I know I have asked this before, how many of us are hams? Me: WA4JM
kcøjez
First licensed in 1969 at age 11.
TIB
Wow! I thought I was doing good getting my Novice at 14 LOL!
Me too since 1969.
I am a CB Radio operator but I do not my equipment setup currently since I am in a rent house.
KC3BFN, also GMRS WQRR751
WA1NBI (General)....
Got my Novice in 1969 (WN1IYR) when I was 15...was one of the first to get the (then) "new" 2-year Novice permit.....
No roome here for HF stuff, so pretty much limited to VHF (2m/220/450).....
GMRS: WPZW815
KA8FVW formerly N8RWJ since 1974.
KNN7431 in 1965, later KBPG0551 on CB.
First Part 15 since 1962 a Remco Caravelle.
SWL since 1957.
Licensed Dec. 7, 1971- -
30 years after Pearl Harbor, oddly
enough. Age 17. One of the best
things I ever did. Novice in 1971,
Technician and then General in
1972. Advanced in 1973. Changed
from WA1POI to K1BRK in 1999.
During the big CB craze in the 70s,
I picked up KBJK4953 in 1977. I
have an extremely soft spot for
CB but ham radio is where the
operating is. I do 80 meters (3560 kHz)
and 40 metres (7030-7040 kHz) with
simple vintage rigs and QRP (low
power) solid state rigs running about
2 to 10 watts morse code and crystal
control sometimes. I have made contacts on 40 meters with as little
as 300 miliwatts. I have a radio for
the local 220 MHz repeater running
24 hours a day.
This is rapidly turning into an "old radio
place." The Part 15 set-up goes thru
a bunch of vintage radios now - - the
signal doesn't really leave the property.

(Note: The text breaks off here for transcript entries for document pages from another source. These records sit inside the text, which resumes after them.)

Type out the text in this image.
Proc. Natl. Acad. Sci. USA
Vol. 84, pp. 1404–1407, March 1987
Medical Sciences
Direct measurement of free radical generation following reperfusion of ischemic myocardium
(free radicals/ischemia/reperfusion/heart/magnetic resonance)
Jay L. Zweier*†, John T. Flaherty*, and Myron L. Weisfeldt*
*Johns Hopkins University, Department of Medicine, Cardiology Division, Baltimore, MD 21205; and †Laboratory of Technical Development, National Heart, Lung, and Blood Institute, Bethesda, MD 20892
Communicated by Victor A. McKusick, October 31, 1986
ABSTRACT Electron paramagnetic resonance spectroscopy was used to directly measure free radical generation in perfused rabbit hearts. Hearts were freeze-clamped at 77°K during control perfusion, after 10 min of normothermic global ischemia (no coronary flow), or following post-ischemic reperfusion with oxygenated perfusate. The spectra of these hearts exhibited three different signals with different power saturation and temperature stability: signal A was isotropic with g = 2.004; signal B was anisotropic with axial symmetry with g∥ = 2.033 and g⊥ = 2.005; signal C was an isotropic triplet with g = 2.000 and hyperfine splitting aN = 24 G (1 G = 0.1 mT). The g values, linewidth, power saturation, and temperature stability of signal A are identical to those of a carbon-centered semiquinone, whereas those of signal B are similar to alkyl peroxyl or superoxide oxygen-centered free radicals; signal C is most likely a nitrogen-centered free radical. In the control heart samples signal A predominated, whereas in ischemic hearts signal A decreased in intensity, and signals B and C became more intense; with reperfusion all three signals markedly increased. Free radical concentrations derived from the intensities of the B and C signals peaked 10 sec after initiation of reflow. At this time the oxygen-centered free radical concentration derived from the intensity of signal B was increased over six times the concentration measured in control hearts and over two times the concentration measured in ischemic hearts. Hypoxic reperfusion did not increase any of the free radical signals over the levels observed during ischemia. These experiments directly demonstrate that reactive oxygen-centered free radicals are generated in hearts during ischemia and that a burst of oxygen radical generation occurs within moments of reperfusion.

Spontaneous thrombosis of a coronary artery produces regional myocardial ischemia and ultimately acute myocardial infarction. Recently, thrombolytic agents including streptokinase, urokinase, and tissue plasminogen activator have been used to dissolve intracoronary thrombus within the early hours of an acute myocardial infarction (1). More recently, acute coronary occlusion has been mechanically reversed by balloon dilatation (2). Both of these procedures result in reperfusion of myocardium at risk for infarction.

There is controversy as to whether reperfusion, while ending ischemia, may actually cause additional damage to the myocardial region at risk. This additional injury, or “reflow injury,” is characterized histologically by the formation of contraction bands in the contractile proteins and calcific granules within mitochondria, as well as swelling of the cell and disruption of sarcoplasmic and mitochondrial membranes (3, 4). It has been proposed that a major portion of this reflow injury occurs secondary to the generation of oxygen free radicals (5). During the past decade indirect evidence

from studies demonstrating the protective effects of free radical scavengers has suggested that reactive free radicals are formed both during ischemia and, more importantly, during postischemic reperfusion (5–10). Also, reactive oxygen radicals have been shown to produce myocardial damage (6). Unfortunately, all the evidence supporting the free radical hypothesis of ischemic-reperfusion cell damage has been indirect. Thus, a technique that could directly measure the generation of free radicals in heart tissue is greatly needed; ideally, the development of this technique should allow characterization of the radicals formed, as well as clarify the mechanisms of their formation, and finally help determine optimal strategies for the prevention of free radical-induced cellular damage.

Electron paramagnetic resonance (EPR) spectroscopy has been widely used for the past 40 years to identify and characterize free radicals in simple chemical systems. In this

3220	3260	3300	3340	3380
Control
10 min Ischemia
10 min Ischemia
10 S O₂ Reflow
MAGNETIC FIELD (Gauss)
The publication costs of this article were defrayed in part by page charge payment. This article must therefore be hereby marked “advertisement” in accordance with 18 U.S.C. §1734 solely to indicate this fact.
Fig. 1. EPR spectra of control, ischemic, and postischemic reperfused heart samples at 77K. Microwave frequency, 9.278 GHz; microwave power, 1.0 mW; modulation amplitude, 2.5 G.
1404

And I have been trying to restore an
old Gates broadcast board. It seems
like that has been going on for about
10 years and will probably take another
10 years until it's done.
AM and FM broadcast band DXing
since 1967. TV DXing since
1961 at age 7!
Brooce
I would rather be an Advanced than a no-code Extra.
Two years as a ham. Working on my General. I do it because I like to learn, not because I want to gab. Cheaper than tech college.
KE0JIT
First licensed in 1977. Passed the code tests for 5, 13, and 20 WPM and landed my extra class ticket.
Was active in ARPSC emergency activities and WARN weather watch but am now lightly engaged in this. Built and operated a 2 meter repeater for backup emergency communications and also for a small club group.
Taught theory for a ham club and proudly count many hams as my former students.
Worked low bands SSB, AM, and RTTY. Not very active at present.
When a youngster I wanted to be a ham but living in a small rural village there were no resources to learn the code so I put this off until 1977. To satisfy my need for radio knowledge I began Part 15 AM radio experiments and broadcasting around 1957. Learned a lot so when I went for the ham license the theory was a snap.